The bold and brilliant British artist reveals her most influential reads

"Making the strange beautiful and the imagined physical," reads the introductory tagline of Margot Bowman's esoteric website – and it serves as an apt description of the digitally inclined artist and designer's creative practice. From a lofty warehouse studio in East London, Bowman dreams up emotive light installations, vivid screen prints, large-scale paintings, animated GIFs and even swimwear designs, fuelled by and incorporating her fascination with digital mediums. Her latest project – a sublime, sexually-charged zine entitled Body Insert, created in tandem with innovative agency The Rig Out – aims to confront and question modern sexuality, capturing the look and feel of real desires through multifarious artworks, poetry and explorative essays. Here, Bowman divulges her most influential reads... 

My Year of Meats by Ruth Ozeki
"I read this after Ozeki's epic A Tale For a Time Being which is chilling, sincere, hyper-real and fantastical all at the same.
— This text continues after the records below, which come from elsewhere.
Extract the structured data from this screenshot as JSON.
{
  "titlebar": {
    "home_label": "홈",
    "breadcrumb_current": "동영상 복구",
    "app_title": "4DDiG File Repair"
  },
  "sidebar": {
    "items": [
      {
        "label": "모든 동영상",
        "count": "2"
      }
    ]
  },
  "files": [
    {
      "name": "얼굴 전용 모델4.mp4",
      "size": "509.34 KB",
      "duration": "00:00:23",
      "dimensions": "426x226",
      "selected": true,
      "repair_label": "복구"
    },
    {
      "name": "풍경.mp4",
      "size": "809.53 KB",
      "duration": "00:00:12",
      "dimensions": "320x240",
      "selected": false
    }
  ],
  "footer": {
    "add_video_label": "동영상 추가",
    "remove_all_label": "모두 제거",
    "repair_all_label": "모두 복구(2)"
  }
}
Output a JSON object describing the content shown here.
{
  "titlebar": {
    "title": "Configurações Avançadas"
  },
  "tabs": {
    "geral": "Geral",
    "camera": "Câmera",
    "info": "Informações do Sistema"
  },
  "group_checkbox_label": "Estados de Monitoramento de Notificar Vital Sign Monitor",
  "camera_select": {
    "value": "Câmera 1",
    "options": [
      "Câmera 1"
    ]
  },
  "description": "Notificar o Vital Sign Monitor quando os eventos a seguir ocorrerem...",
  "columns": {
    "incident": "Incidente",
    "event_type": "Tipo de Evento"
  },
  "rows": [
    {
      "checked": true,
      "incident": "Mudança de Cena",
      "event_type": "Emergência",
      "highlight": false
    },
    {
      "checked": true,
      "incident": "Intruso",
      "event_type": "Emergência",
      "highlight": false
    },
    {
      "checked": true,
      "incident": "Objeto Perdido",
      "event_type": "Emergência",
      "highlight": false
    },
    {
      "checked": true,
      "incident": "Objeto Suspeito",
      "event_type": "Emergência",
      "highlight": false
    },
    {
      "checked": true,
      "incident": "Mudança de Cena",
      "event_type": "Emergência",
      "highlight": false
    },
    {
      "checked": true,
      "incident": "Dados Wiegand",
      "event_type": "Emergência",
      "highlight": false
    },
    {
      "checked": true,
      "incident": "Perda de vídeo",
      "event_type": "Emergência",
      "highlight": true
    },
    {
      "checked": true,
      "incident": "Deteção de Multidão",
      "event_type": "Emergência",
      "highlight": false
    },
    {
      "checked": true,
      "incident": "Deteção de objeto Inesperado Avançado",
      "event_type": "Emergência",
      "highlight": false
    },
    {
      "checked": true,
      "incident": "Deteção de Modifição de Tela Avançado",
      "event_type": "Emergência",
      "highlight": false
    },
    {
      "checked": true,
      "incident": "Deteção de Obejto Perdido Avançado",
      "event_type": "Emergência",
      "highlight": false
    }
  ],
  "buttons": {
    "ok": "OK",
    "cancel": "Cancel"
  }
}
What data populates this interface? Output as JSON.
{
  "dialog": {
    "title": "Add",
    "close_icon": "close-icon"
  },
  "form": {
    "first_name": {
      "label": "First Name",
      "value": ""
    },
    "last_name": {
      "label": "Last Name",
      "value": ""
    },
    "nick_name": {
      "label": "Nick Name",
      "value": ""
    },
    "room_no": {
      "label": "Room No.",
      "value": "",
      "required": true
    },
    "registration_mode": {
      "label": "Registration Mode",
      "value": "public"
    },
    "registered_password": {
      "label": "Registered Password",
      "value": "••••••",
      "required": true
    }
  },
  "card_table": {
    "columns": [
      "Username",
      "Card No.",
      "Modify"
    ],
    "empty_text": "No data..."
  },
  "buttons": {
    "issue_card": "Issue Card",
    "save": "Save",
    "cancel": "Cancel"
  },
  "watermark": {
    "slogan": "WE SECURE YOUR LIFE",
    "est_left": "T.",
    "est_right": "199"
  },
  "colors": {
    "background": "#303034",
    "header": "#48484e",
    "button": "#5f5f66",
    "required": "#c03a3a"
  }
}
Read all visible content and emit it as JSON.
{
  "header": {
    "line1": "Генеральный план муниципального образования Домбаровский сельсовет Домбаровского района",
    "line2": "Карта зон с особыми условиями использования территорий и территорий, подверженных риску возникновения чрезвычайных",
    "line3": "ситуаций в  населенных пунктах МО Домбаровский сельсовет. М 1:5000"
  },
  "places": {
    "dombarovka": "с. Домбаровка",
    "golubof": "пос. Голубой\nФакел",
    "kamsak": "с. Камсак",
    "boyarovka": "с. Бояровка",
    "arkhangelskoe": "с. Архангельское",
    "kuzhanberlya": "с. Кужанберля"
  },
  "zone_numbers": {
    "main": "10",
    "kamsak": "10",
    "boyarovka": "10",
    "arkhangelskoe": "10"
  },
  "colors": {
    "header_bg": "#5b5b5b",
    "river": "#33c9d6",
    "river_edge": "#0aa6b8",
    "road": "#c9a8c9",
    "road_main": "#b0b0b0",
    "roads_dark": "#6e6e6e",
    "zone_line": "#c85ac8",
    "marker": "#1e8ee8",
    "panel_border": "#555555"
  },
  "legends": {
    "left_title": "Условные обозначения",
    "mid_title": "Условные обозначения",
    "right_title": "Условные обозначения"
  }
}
My Year Of Meats' subject matter is grittier but it came through on my Amazon 'books you might like' at a point when I was thinking about stopping eating meat and it seemed a perfect departure text. Ozeki creates narratives that weave our generally narcissistic lifestyles into the the wider ecosystem we're a part of, creating these very real but emotionally networked worlds."

Crash by JG Ballard
"I love Crash because the world Ballard creates underneath the carpet of suburbia is such a surprise. He reveals so much about the present we are in now and how close, how obsessed we have become with our machines. Ballard is a real source of inspiration for me, because in his work I find a demonstration of how one can use the future to talk about the present and how human stories open our minds up to new possibilities and new ways of thinking."

Story of the Eye by George Bataille
"Someone I was dating once told me to read this because it was 'his favourite book' – which I think retrospectively was complete bullshit, but that aside I'm still glad it crossed my path. The book's far out, but it's a testament to the liberation that should exist through art and culture. We're here to document the whole human experience. Not just the parts where we walk out the front door a buy a new pair of jeans. Bataille's imagination and artistry elevates the extreme sexuality and violence of his characters into something poetic, magic and captivating."

The Beauty Myth by Naomi Wolf
"Total classic feminist text that put a name and a language around so much of what I'd seen and continue to see in my day-to-day life. I think The Beauty Myth gave me a lens and perspective to understand all of that. I'm visual person working in a very visual industry and beauty is something that plays a huge role in both. Especially in this culture where people and their visual representations are so intrinsic, where these digitally recorded versions of our identities are interwoven with these 'greatest hits' images of ourselves."

You Are Not a Gadget by Jaron Lanier
"Lanier is like the court jester. I saw him speak live, and he's got this crazy genius energy around him, but when he writes his clarity and pragmatism about our current digitally infused world is chilling. As someone who's fascinated by the relationships between us and our machines, his work navigates and highlights both our present and future."

Just Kids by Patti Smith
"I almost felt a bit cliché having this book on my list, but then I remembered that it's totally fucking beautiful. I love Smith's writing and her perspective. It's like poetry, you can feel her words and the way each of them build up the delicate, complicated emotional world her and Maplethorpe live in. I think also life (especially if you don't live in a conventional way) is confusing, and it's not at all linear, which is liberating but also terrifying (at times). Smith lived to tell the tale and her perspective, sincerity wisdom is like a tall glass of water on a hot day."